Я буду мстить! И бойся моей мести! Бойся, Кулакова! Час расплаты близок!

***

Дина

– Дина! Как ты могла? – отец схватился за голову, а мать театрально прилегла на диван, прижимая руку к сердцу, и тихим, преисполненным муки голосом просила «воды, дайте мне воды».

– Что не так? – я стояла перед ними, сложив руки на груди и всем своим видом показывая, что отступать не собираюсь, что в этот раз их спектакль пройдет мимо.

Сколько я себя помню, стоило мне в чем-то заупрямиться и проявить свою волю, не совпадающую с родительской, как отец начинал экспрессивно заламывать руки, взывая к моей совести, а мать включала умирающего лебедя. Все это с одной целью – чтобы я смутилась, отступила, почувствовала себя виноватой и сделала так, как они считают нужным.

Я очень люблю своих родителей, они замечательные. Но для них существует только два мнения – их собственное и неправильное. Причем они всегда были удивительно синхронны и действовали в едином пламенном порыве, особенно когда речь заходила о моем воспитании и перевоспитании. Будь то школа, выбор кружков, выбор ВУЗа. Про личную жизнь вообще молчу. Чтобы они одобрили кандидатуру, надо как минимум привести потенциального бойфренда к нам домой, где его заставят заполнить анкету на ста листах, проверят умение играть на фортепиано и подсунут задания из ЕГЭ.

По этой причине личную жизнь держала в строжайшем секрете, лишь пожимая плечами, когда они об этом спрашивали. Наши представления о том, какой мужчина мне нужен, не совпадали категорически. Как и мнения о том, что такое достойная работа.

Мои родители – педагоги. Матерые, фанатичные, уверенные, что призвание каждого человека – это нести свет знаний в массы. Поскольку себя они считали крайне достойными и не сомневались, что их дочь тоже просто обязана быть достойной, то мой путь был предопределен с самого начала. Я должна была стать учителем! Рассказывать детям уравнение Менделеева-Клапейрона, ходить с томиком Достоевского под мышкой, объяснять, чем отличается мейоз от митоза, вести внеурочные занятия и падать в обморок от восторга при одной мысли о классном руководстве.

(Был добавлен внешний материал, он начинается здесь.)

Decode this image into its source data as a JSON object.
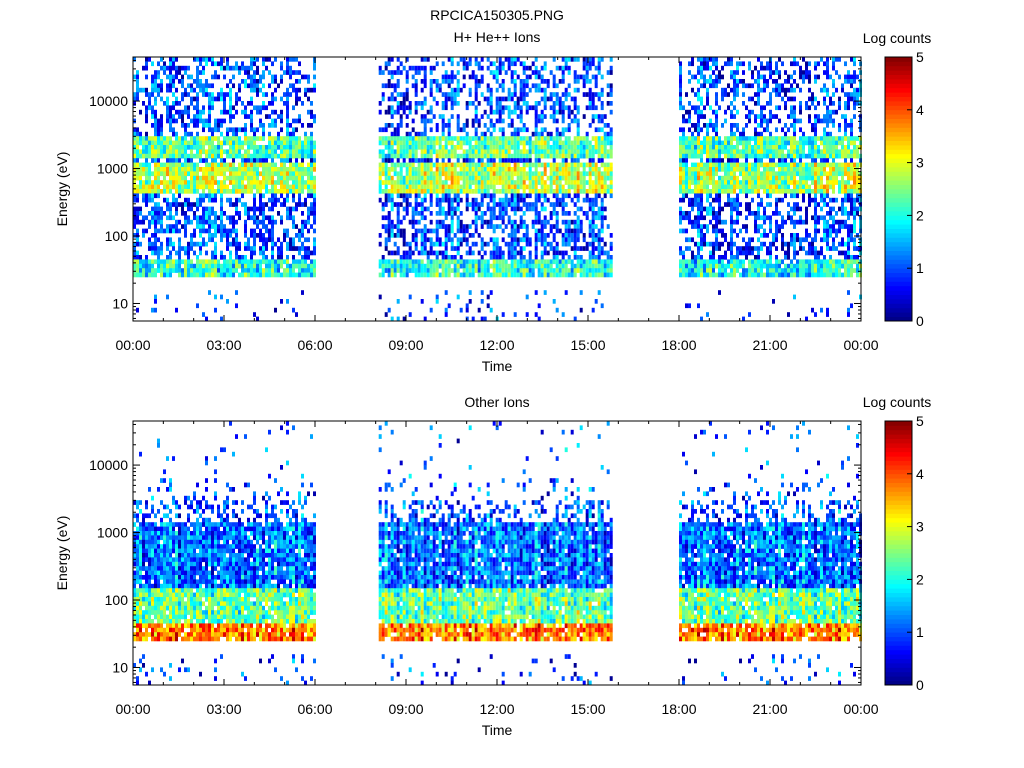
{
  "figure_title": "RPCICA150305.PNG",
  "colors": {
    "colormap": [
      "#00007f",
      "#0000ff",
      "#0080ff",
      "#00ffff",
      "#80ff80",
      "#ffff00",
      "#ff8000",
      "#ff0000",
      "#7f0000"
    ],
    "axis": "#000000",
    "background": "#ffffff"
  },
  "chart_data": [
    {
      "type": "heatmap",
      "title": "H+ He++ Ions",
      "xlabel": "Time",
      "ylabel": "Energy (eV)",
      "x_ticks": [
        "00:00",
        "03:00",
        "06:00",
        "09:00",
        "12:00",
        "15:00",
        "18:00",
        "21:00",
        "00:00"
      ],
      "xlim_hours": [
        0,
        24
      ],
      "y_scale": "log",
      "y_ticks": [
        "10",
        "100",
        "1000",
        "10000"
      ],
      "ylim": [
        5.5,
        45000
      ],
      "colorbar": {
        "label": "Log counts",
        "range": [
          0,
          5
        ],
        "ticks": [
          "0",
          "1",
          "2",
          "3",
          "4",
          "5"
        ]
      },
      "data_intervals_hours": [
        [
          0,
          5.95
        ],
        [
          8.1,
          15.75
        ],
        [
          18.0,
          23.95
        ]
      ],
      "bands": [
        {
          "emin": 1500,
          "emax": 3000,
          "level": 2.3
        },
        {
          "emin": 400,
          "emax": 1200,
          "level": 2.7
        },
        {
          "emin": 25,
          "emax": 45,
          "level": 2.0
        }
      ]
    },
    {
      "type": "heatmap",
      "title": "Other Ions",
      "xlabel": "Time",
      "ylabel": "Energy (eV)",
      "x_ticks": [
        "00:00",
        "03:00",
        "06:00",
        "09:00",
        "12:00",
        "15:00",
        "18:00",
        "21:00",
        "00:00"
      ],
      "xlim_hours": [
        0,
        24
      ],
      "y_scale": "log",
      "y_ticks": [
        "10",
        "100",
        "1000",
        "10000"
      ],
      "ylim": [
        5.5,
        45000
      ],
      "colorbar": {
        "label": "Log counts",
        "range": [
          0,
          5
        ],
        "ticks": [
          "0",
          "1",
          "2",
          "3",
          "4",
          "5"
        ]
      },
      "data_intervals_hours": [
        [
          0,
          5.95
        ],
        [
          8.1,
          15.75
        ],
        [
          18.0,
          23.95
        ]
      ],
      "bands": [
        {
          "emin": 25,
          "emax": 45,
          "level": 3.8
        },
        {
          "emin": 45,
          "emax": 150,
          "level": 2.4
        },
        {
          "emin": 150,
          "emax": 1500,
          "level": 1.2
        }
      ]
    }
  ]
}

Мой робкий писк о том, что я как бы не горю желанием впрягаться в колесницу педагогики, остался неуслышанным.

Я терпела. Стиснув зубы, делала, что они хотят, лишь бы не расстраивать дорогих родителей. Получила высшее педагогическое, даже кандидатскую по этому профилю заимела, но любовью к этой профессии мое сердце так и не наполнилось.